Well, thanks to the House team for 8 years of awesome. Gonna miss the show, but thankfully it lives on in digital.

March of the Solar Moon

Yes, I’m aware that the post title doesn’t make a whole lot of sense … unless I give you some context.

This Sunday, I’m going to southern Utah to watch the annular solar eclipse in its entirety. Well as “entirety” as it gets in our neck of the woods, since the sun sets just before the eclipse ends (but really, we’re only going to miss about 20 minutes).

For the last week or so, I have woken up and headed out to the car to drive to work. I get up pretty early–between 5 and 6. I’m out the door well before sunrise, generally speaking.  One day early last week, when I was driving in to work a little later than normal, I could see an almost full moon just getting ready to set on the western horizon, while on the eastern horizon, the sun was already threatening to crest the tops of the still-snow-capped mountains.

This morning, I saw the moon directly over head as i left around 5:30. It’s in its waning crescent phase, and it is marching towards its inevitable encounter with the sun this coming Sunday afternoon/early evening.

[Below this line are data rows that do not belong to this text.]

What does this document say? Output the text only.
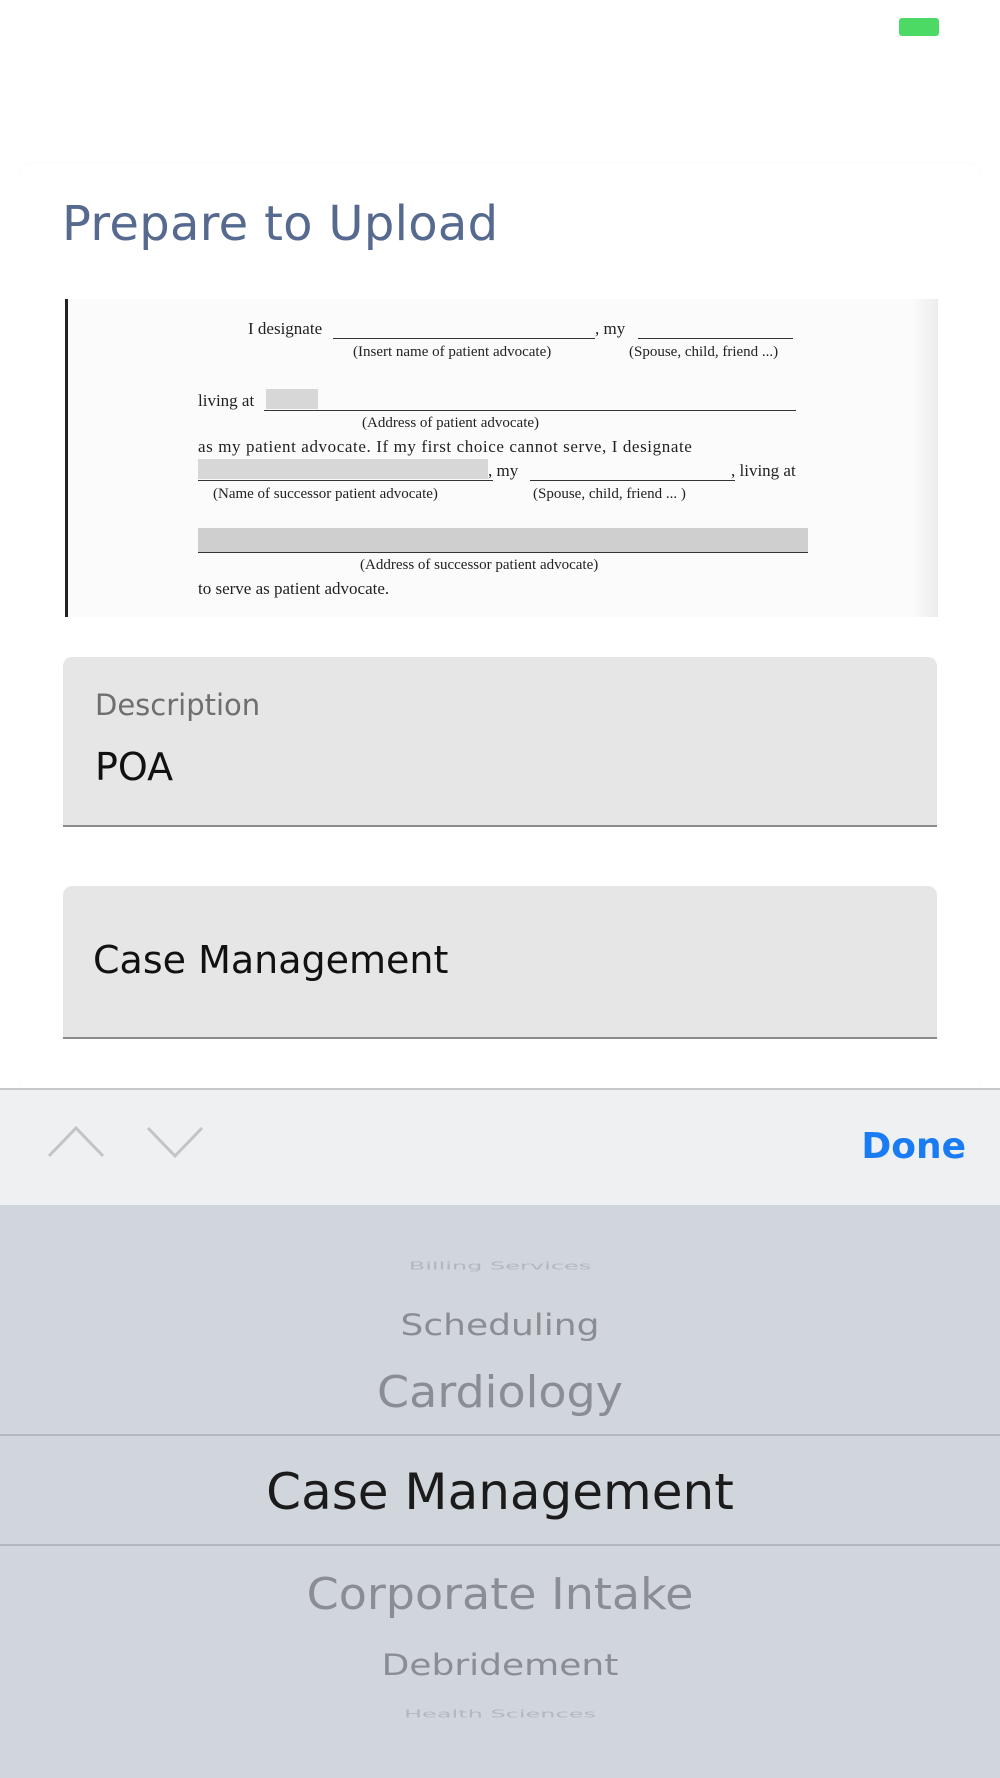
Prepare to Upload
I designate	, my
(Insert name of patient advocate)	(Spouse, child, friend ...)
living at
(Address of patient advocate)
as my patient advocate. If my first choice cannot serve, I designate
, my	, living at
(Name of successor patient advocate)	(Spouse, child, friend ... )
(Address of successor patient advocate)
to serve as patient advocate.
Description
POA
Case Management
Done
Billing Services
Scheduling
Cardiology
Case Management
Corporate Intake
Debridement
Health Sciences
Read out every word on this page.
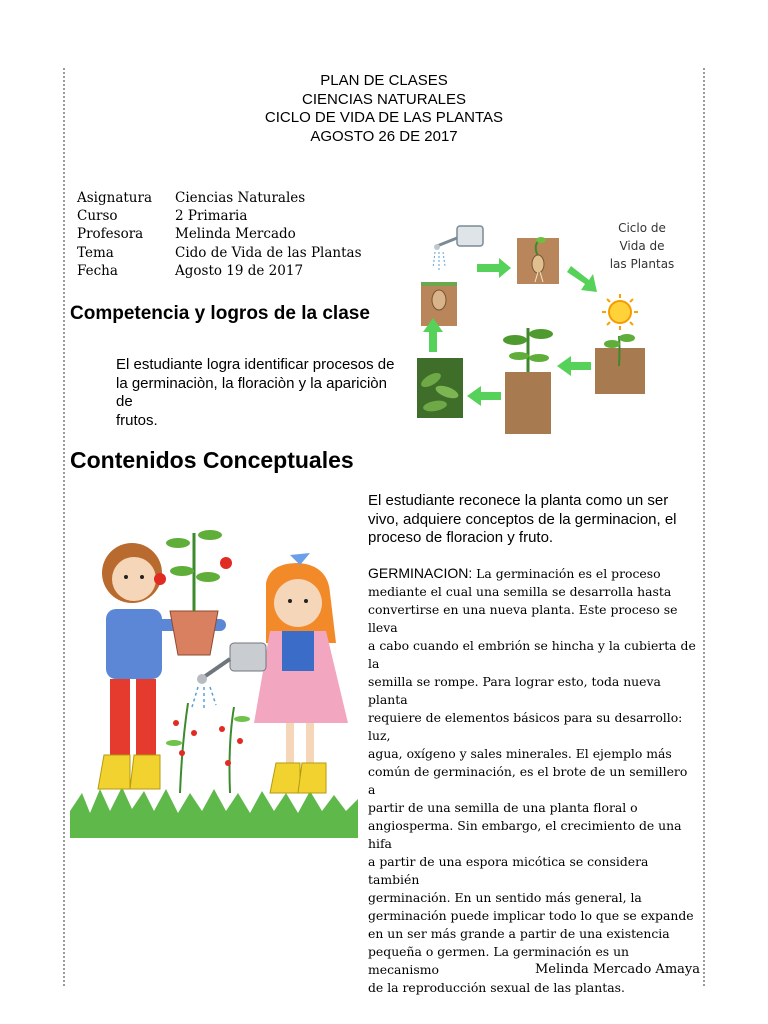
PLAN DE CLASES
CIENCIAS NATURALES
CICLO DE VIDA DE LAS PLANTAS
AGOSTO 26 DE 2017
Asignatura	Ciencias Naturales
Curso	2 Primaria
Profesora	Melinda Mercado
Tema	Cido de Vida de las Plantas
Fecha	Agosto 19 de 2017
Competencia y logros de la clase
El estudiante logra identificar procesos de
la germinaciòn, la floraciòn y la apariciòn
de
frutos.
Ciclo de
Vida de
las Plantas
Contenidos Conceptuales
El estudiante reconece la planta como un ser
vivo, adquiere conceptos de la germinacion, el
proceso de floracion y fruto.
GERMINACION: La germinación es el proceso
mediante el cual una semilla se desarrolla hasta
convertirse en una nueva planta. Este proceso se lleva
a cabo cuando el embrión se hincha y la cubierta de la
semilla se rompe. Para lograr esto, toda nueva planta
requiere de elementos básicos para su desarrollo: luz,
agua, oxígeno y sales minerales. El ejemplo más
común de germinación, es el brote de un semillero a
partir de una semilla de una planta floral o
angiosperma. Sin embargo, el crecimiento de una hifa
a partir de una espora micótica se considera también
germinación. En un sentido más general, la
germinación puede implicar todo lo que se expande
en un ser más grande a partir de una existencia
pequeña o germen. La germinación es un mecanismo
de la reproducción sexual de las plantas.
Melinda Mercado Amaya
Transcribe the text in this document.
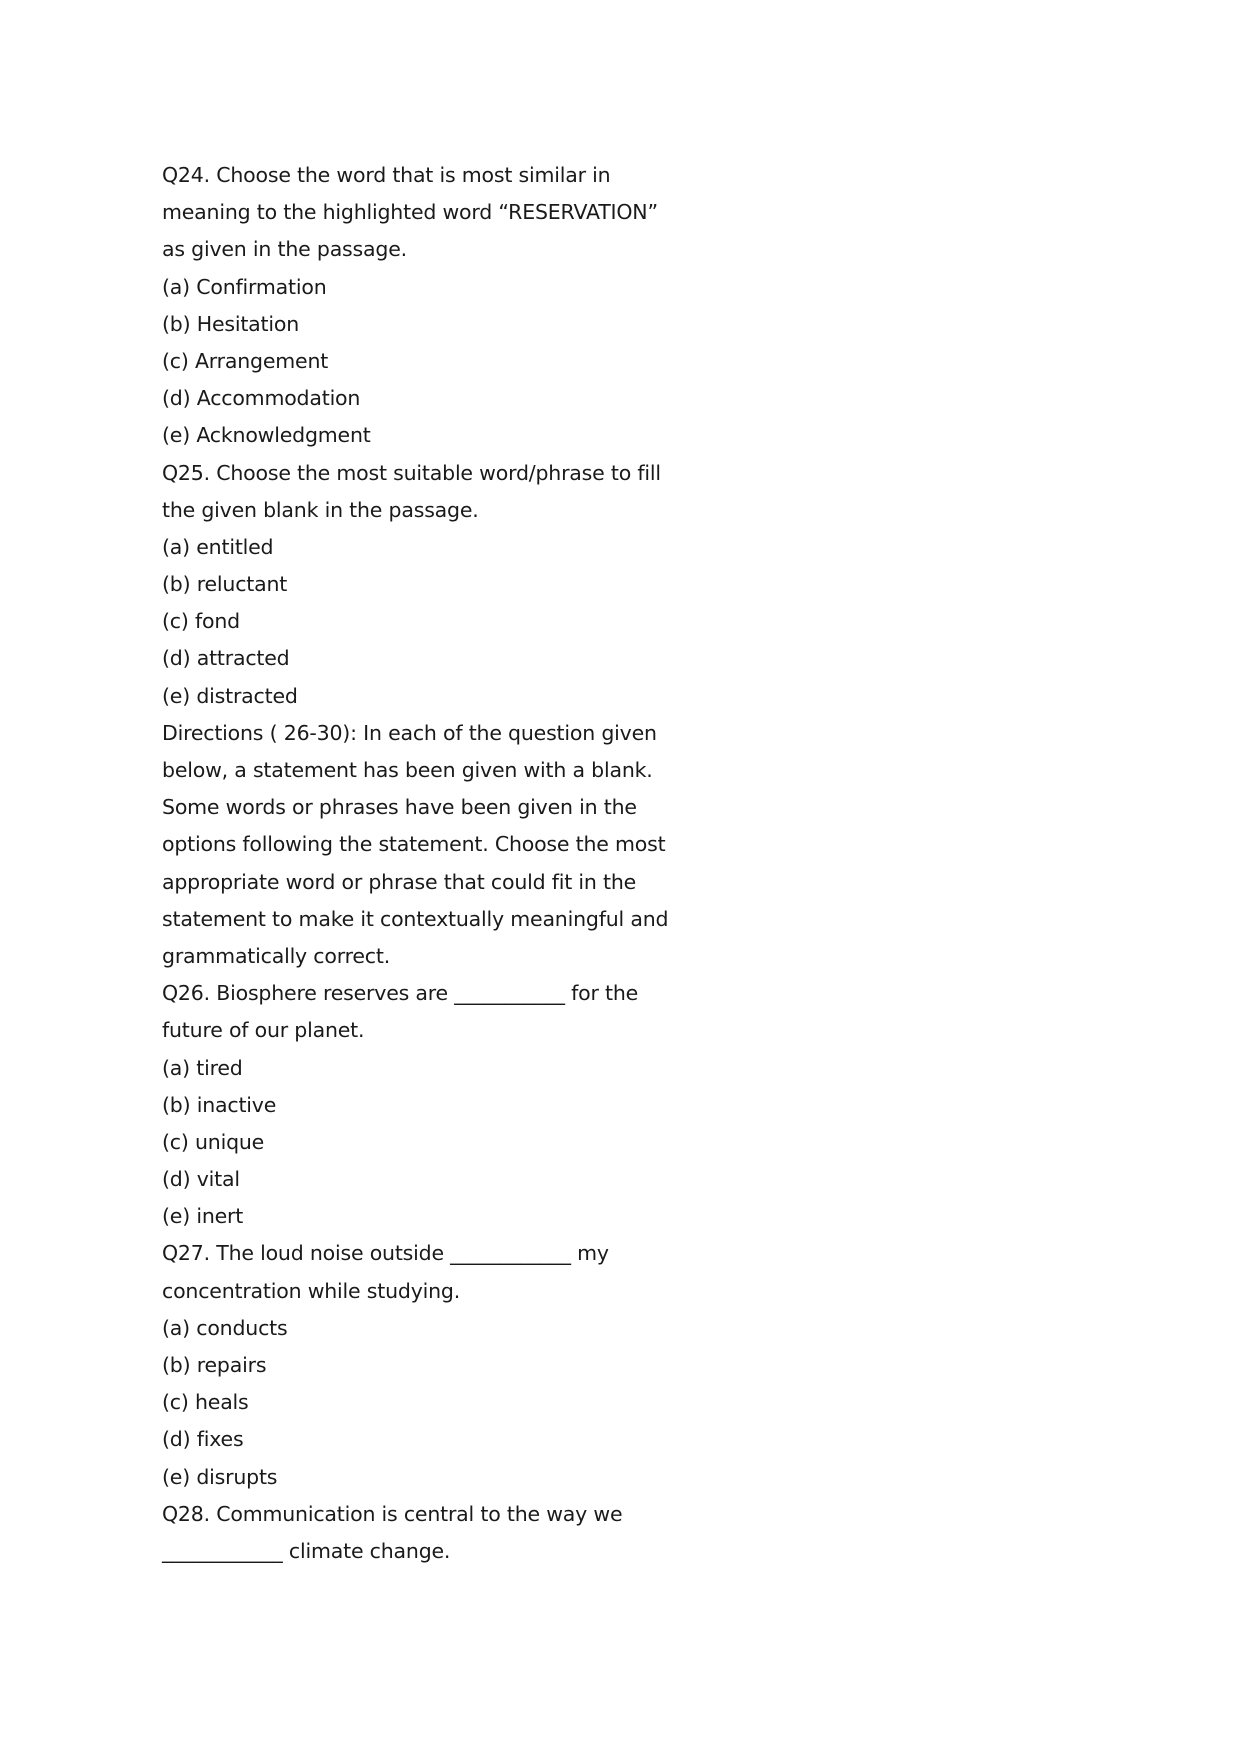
Q24. Choose the word that is most similar in
meaning to the highlighted word “RESERVATION”
as given in the passage.
(a) Confirmation
(b) Hesitation
(c) Arrangement
(d) Accommodation
(e) Acknowledgment
Q25. Choose the most suitable word/phrase to fill
the given blank in the passage.
(a) entitled
(b) reluctant
(c) fond
(d) attracted
(e) distracted
Directions ( 26-30): In each of the question given
below, a statement has been given with a blank.
Some words or phrases have been given in the
options following the statement. Choose the most
appropriate word or phrase that could fit in the
statement to make it contextually meaningful and
grammatically correct.
Q26. Biosphere reserves are ___________ for the
future of our planet.
(a) tired
(b) inactive
(c) unique
(d) vital
(e) inert
Q27. The loud noise outside ____________ my
concentration while studying.
(a) conducts
(b) repairs
(c) heals
(d) fixes
(e) disrupts
Q28. Communication is central to the way we
____________ climate change.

It struck me that this cyclical phase the moon goes through–the rotation around the earth once every 28 days (for the sake of discussion, anyway) … and this collision course with lunar and solar alignment in just such a locale that I only need to drive 4 or 5 hours … this is why I love science–specifically, astronomy. Today, anyway. I love watching documentaries as a general rule. Anything to further learning. 🙂

But I digress.

This morning, it struck me that I am going to witness an incredible spectacle on Sunday. This is going to be an awesome event! I even rented a high quality lens to make sure i get good pictures. How often does one get to say, “Yah, I saw an annular eclipse today.”?! I’ve read of people whose lives were changed after seeing events like this. The sheer grandeur of the confluence of celestial bodies in just such a perfect alignment; the awe-inspiring vision that presents itself as the moon blots out 95% of the sun; the day that turns to night, then back to day … all in a matter of minutes. How could one NOT be struck by something like that?

Then there’s the Venus transit on June 5th. Another incredibly rare event. So rare, in fact, that it happens twice every 110-125 years. Unfortunately, this transit is the last one until December 2117, at which point most anyone alive right now will be dead.

August 21, 2017 will see a full total solar eclipse pass through North America, the center of which passes right through Jackson Hole, Wyoming, southern Idaho … well here–see for yourself. The path cuts through THE ENTIRE CONTINENTAL USA. I can’t wait for that one. It’s going to be awesome.

April 8, 2024 will see another total solar eclipse, this time passing over Niagara Falls. Seriously? Can we say “photo op”?

But for now, my heart is already in southern Utah. Sunday morning cannot get here soon enough. Gonna have to start making a playlist for the trip. Obviously Pink Floyd’s Dark Side of the Moon, Ozzy’s Bark at the Moon, CCR’s “Bad Moon Rising,” Soundgarden’s “Black Hole Sun,” and whatever else I can think of. Spotify to the rescue!